Convincing Proof of Value
Proof of Value (POV) is a standard practice that dives deep into a specific use case for technology or services to prove the efficacy of a proposed strategy. Comparing POVs between potential vendors helps security teams evaluate who meets their needs.
3.
ASM Software Demos at the Ready
The ability to take an ASM tool for a test drive through a guided demo or webinar is a must-have before committing to an ASM vendor. This lets your team experience the user interface, ask pointed questions about capabilities, and compare features between tools.
4.
Third-Party Validation
Gaining recognition from third parties such as Gartner® or Forrester is a surefire way to confirm the validity of attack surface management platforms. Analysts at these organizations perform a factual review of information from technology providers to recognize solutions that demonstrate innovation. Forrester included NetSPI in the External Attack Surface Management Landscape Report highlighting 36 notable EASM vendors.
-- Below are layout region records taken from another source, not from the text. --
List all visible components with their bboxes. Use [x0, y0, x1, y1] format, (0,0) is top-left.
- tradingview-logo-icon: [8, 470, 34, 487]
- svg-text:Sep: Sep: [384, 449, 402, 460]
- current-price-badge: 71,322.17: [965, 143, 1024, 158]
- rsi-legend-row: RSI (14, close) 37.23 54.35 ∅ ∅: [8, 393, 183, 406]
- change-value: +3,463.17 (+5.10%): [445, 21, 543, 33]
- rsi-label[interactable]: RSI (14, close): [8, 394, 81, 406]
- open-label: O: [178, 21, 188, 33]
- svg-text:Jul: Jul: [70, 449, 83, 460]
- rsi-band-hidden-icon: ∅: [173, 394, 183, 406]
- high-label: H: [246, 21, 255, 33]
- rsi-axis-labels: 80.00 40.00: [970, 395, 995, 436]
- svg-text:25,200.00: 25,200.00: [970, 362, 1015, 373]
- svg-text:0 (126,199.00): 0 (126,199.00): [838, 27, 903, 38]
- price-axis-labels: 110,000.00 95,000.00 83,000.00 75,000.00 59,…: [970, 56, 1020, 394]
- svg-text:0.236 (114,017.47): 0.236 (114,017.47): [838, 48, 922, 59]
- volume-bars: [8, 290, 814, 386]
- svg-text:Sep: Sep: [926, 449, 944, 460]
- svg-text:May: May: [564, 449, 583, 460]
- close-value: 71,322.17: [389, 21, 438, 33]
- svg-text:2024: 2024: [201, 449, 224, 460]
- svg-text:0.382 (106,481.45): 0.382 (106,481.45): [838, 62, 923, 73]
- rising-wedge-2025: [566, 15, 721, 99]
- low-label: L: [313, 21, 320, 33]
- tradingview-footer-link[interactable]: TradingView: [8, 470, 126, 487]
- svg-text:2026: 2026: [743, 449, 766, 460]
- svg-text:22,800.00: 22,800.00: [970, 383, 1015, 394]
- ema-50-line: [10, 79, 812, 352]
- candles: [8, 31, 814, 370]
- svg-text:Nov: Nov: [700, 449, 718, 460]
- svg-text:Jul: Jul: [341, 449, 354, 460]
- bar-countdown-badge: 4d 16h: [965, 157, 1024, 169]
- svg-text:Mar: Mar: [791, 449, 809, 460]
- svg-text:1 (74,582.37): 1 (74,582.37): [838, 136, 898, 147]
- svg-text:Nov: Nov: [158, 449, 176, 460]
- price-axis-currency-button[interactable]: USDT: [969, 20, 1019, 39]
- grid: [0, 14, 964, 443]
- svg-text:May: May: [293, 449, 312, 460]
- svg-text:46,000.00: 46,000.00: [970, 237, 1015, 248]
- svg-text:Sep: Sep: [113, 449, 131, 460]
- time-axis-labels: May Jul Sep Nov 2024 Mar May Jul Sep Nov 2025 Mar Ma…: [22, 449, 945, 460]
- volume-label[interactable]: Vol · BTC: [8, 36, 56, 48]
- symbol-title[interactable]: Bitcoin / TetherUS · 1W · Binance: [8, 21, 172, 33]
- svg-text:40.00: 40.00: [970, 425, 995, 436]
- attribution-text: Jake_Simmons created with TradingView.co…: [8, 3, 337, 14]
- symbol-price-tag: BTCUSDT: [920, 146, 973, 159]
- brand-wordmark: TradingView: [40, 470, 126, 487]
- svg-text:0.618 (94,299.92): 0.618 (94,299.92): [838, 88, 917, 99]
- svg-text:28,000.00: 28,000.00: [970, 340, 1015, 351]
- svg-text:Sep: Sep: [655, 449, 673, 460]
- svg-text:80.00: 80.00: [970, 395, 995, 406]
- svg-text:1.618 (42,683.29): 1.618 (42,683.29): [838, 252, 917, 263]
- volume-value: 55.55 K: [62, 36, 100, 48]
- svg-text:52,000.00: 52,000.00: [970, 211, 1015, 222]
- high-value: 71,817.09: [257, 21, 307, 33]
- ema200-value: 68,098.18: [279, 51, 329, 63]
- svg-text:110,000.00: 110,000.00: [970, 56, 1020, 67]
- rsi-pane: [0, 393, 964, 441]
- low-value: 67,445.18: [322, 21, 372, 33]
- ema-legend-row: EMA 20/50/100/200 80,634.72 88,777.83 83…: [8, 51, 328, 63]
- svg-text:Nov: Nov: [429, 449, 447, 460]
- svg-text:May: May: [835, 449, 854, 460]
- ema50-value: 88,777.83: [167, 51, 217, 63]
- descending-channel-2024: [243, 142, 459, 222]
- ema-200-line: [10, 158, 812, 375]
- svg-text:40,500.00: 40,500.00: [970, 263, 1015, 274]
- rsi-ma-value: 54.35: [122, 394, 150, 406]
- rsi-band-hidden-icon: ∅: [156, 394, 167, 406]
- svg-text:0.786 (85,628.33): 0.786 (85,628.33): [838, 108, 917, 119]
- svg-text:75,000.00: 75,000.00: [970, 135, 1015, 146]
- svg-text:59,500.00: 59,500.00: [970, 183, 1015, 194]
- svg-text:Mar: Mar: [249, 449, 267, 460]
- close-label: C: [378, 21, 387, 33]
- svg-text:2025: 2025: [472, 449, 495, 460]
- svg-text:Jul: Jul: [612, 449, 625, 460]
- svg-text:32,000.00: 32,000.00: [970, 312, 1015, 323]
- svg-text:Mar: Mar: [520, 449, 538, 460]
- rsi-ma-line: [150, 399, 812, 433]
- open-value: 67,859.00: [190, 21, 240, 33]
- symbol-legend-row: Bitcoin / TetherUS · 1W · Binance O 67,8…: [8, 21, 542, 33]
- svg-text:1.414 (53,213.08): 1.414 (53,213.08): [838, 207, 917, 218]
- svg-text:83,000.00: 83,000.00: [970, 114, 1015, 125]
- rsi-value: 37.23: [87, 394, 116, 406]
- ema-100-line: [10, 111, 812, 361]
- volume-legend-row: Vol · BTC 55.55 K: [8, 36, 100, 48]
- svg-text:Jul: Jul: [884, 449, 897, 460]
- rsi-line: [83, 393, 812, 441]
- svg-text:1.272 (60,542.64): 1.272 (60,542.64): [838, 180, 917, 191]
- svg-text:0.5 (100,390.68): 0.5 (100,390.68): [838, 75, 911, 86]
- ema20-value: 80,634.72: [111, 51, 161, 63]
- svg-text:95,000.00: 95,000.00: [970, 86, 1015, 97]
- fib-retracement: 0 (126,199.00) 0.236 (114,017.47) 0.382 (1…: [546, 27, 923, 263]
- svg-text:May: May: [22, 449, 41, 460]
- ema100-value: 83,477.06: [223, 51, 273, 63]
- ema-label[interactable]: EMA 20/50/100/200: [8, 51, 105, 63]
These three qualities are just a starting point in your search. One of the best ways to conduct research into attack surface management vendors is to look internally. Gather anyone who would be impacted by security decisions and ask them to weigh in with what would make a cybersecurity partnership successful. Use the broader team’s input to guide questions and criteria when evaluating attack surface management companies.
Or you can always turn to the Twitterverse to ask the masses like @AlyssaM_InfoSec.
Penetration testing services and vulnerability assessment services that use humans to manually test the external network, usually on a quarterly basis
Pure-technology ASM solutions
Attack surface management tools or scanners that look at what you have on the internet and use scores to prioritize impactful findings
Hybrid ASM services
Attack surface management vendors like NetSPI that merge human intuition with automated technology to find more vulnerabilities and filter prioritized alerts
Tip: Use a hybrid approach to attack surface management to combine the best of human-driven triage and context with ASM tools.
Questions to Ask Attack Surface Management Vendors
To better understand the specific capabilities and differences between attack surface management companies and software, NetSPI recommends asking the following questions:
How often are you running tests?
How broad and fresh is the data?
How quickly will a new asset appear in the ASM tool?
How do you approach continuous pentesting?
Do you support exposure remediation efforts? How?
How do you manage the number of alerts?
How will you help me understand what’s most important on my attack surface?
Can I access all of my scan data if needed?
What are the critical risk factors that will affect the business?
Who are the potential threat actors?
Which vulnerabilities should I remediate first?
Which exposures are attackers most likely to exploit?
Streamline Risk Remediation with NetSPI’s Attack Surface Management
NetSPI’s attack surface management service combines automated attack surface management technology platform and a global follow-the-sun expert penetration testing team in a proven scalable method. We help IT and security teams manage attack surface sprawl, identify unknown assets, uncover exposures, and prioritize remediation efforts. Attack surface management paired with manual external penetration testing is an advanced method for continuous pentesting.